Extrait du SVB2017
Par Odile Lefrançois
Montréal (Québec)
Il y a dix-sept ans, une petite fille est née. Cela aurait pu être n’importe quelle histoire banale, seulement celle-ci ne l’est pas. Âgée de deux jours seulement, la petite fille a du être opérée, car son système digestif ne fonctionnait pas correctement. Premier indice aux yeux des médecins, ils lui firent effectuer quelques tests pour confirmer leur première hypothèse et portèrent aux oreilles de ses parents un nom qui leur était alors inconnu : la fibrose kystique.
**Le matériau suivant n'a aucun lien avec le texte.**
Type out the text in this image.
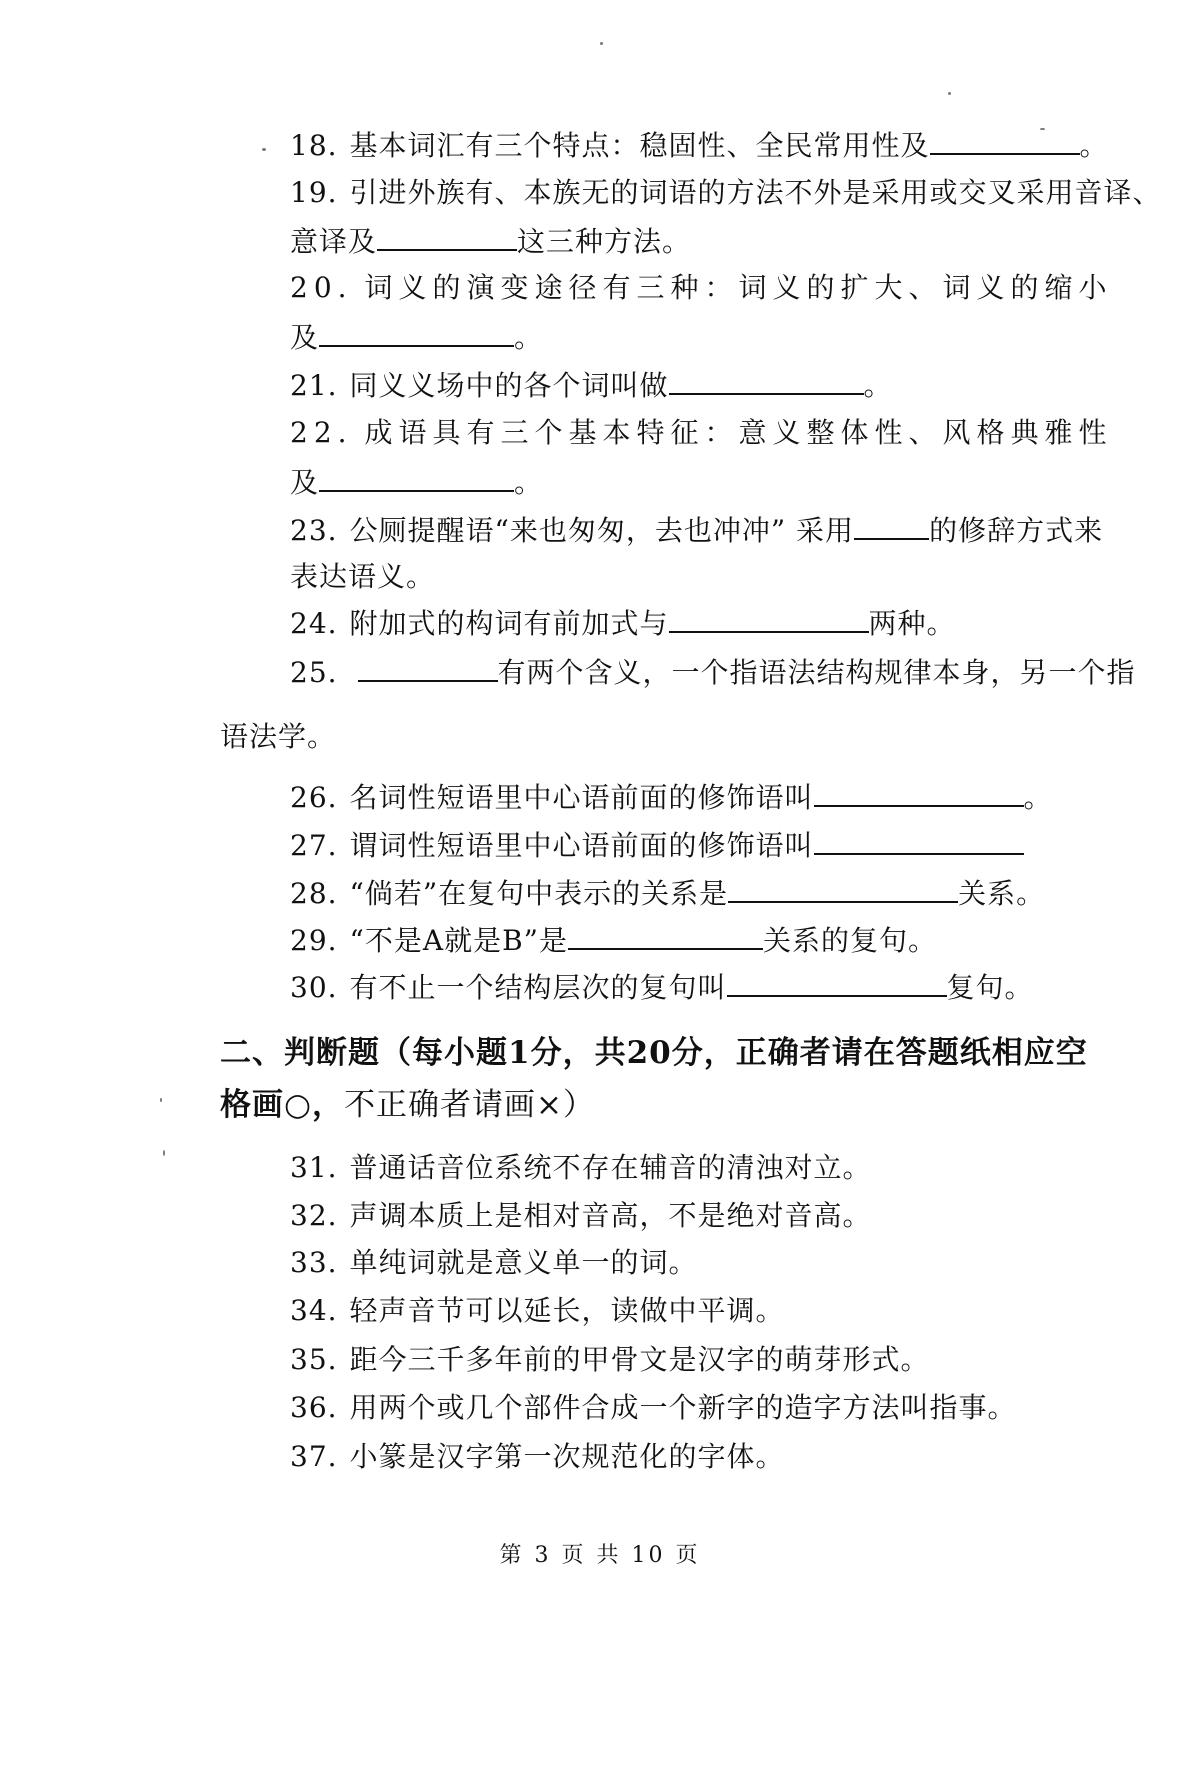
18. 基本词汇有三个特点：稳固性、全民常用性及	。
19. 引进外族有、本族无的词语的方法不外是采用或交叉采用音译、
意译及	这三种方法。
20. 词义的演变途径有三种：词义的扩大、词义的缩小
及	。
21. 同义义场中的各个词叫做	。
22. 成语具有三个基本特征：意义整体性、风格典雅性
及	。
23. 公厕提醒语“来也匆匆，去也冲冲” 采用	的修辞方式来
表达语义。
24. 附加式的构词有前加式与	两种。
25.	有两个含义，一个指语法结构规律本身，另一个指
语法学。
26. 名词性短语里中心语前面的修饰语叫	。
27. 谓词性短语里中心语前面的修饰语叫
28. “倘若”在复句中表示的关系是	关系。
29. “不是A就是B”是	关系的复句。
30. 有不止一个结构层次的复句叫	复句。
二、判断题（每小题1分，共20分，正确者请在答题纸相应空
格画○，不正确者请画×）
31. 普通话音位系统不存在辅音的清浊对立。
32. 声调本质上是相对音高，不是绝对音高。
33. 单纯词就是意义单一的词。
34. 轻声音节可以延长，读做中平调。
35. 距今三千多年前的甲骨文是汉字的萌芽形式。
36. 用两个或几个部件合成一个新字的造字方法叫指事。
37. 小篆是汉字第一次规范化的字体。
第 3 页 共 10 页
Aujourd’hui, des années plus tard, la petite cicatrice est encore présente sur mon ventre, parmi quelques autres. Celle de mon bouchon de gavage, qui m’a nourrie artificiellement pendant des années. Celles de mes nombreuses perfusions d’antibiotiques, qui m’ont parsemé les bras au cours de mon enfance. Celle de mon ancien cathéter, plus haute, lorsque mes veines n’ont plus suffi aux perfusions. Celle de ma greffe bi-pulmonaire, lorsque rien d’autre n’a plus suffi.
J’avais treize ans lorsque mon état a commencé à se détériorer. Malgré mes traitements quotidiens, malgré les innombrables vitamines, antibios, et autres, malgré les visites régulières à la clinique de fibrose kystique, j’ai dû passer quelque temps hospitalisée à Sainte-Justine. J’en suis repartie moins d’un mois plus tard, rassurée quant à ma santé.
Seulement un an s’est déroulé entre ce moment et celui où j’ai commencé à dormir chaque nuit avec de l’oxygène. Pour la première fois, nous parlions de mesures plus grandes, plus importantes que de simples médicaments. Le mot greffe s’est rajouté à mon vocabulaire, et bien que j’aie toujours été consciente de la nécessité d’avoir recours un jour à cette opération, je ne m’attendais pas à ce que ça arrive aussi tôt.
Cette même année, je n’ai été en classe que deux mois sur les dix de mon secondaire trois. Ensuite, j’ai eu droit à l’aide précieuse d’une étudiante universitaire formidable, qui me gardait motivée dans mes études même lorsque je n’en voyais plus l’importance. J’allais au moins une demi-journée par semaine à l’hôpital, pour m’assurer que mon état ne se détériore pas trop vite. Je voyais une amie, formidable aussi, et le reste du temps, je ne pouvais que dormir, épuisée.
Il est difficile de se rendre compte de l’énergie que respirer demande. À la fin de mon année scolaire, je gardais mon oxygène toute la journée, entièrement dépendante de ces petites molécules d’O2. Je ne le quittais plus et, malgré cette aide, j’éprouvais encore des difficultés à respirer. Entre mes longues quintes de toux et mes moments de repos, il ne s’écoulait que peu de temps et j’étais vidée au moindre effort.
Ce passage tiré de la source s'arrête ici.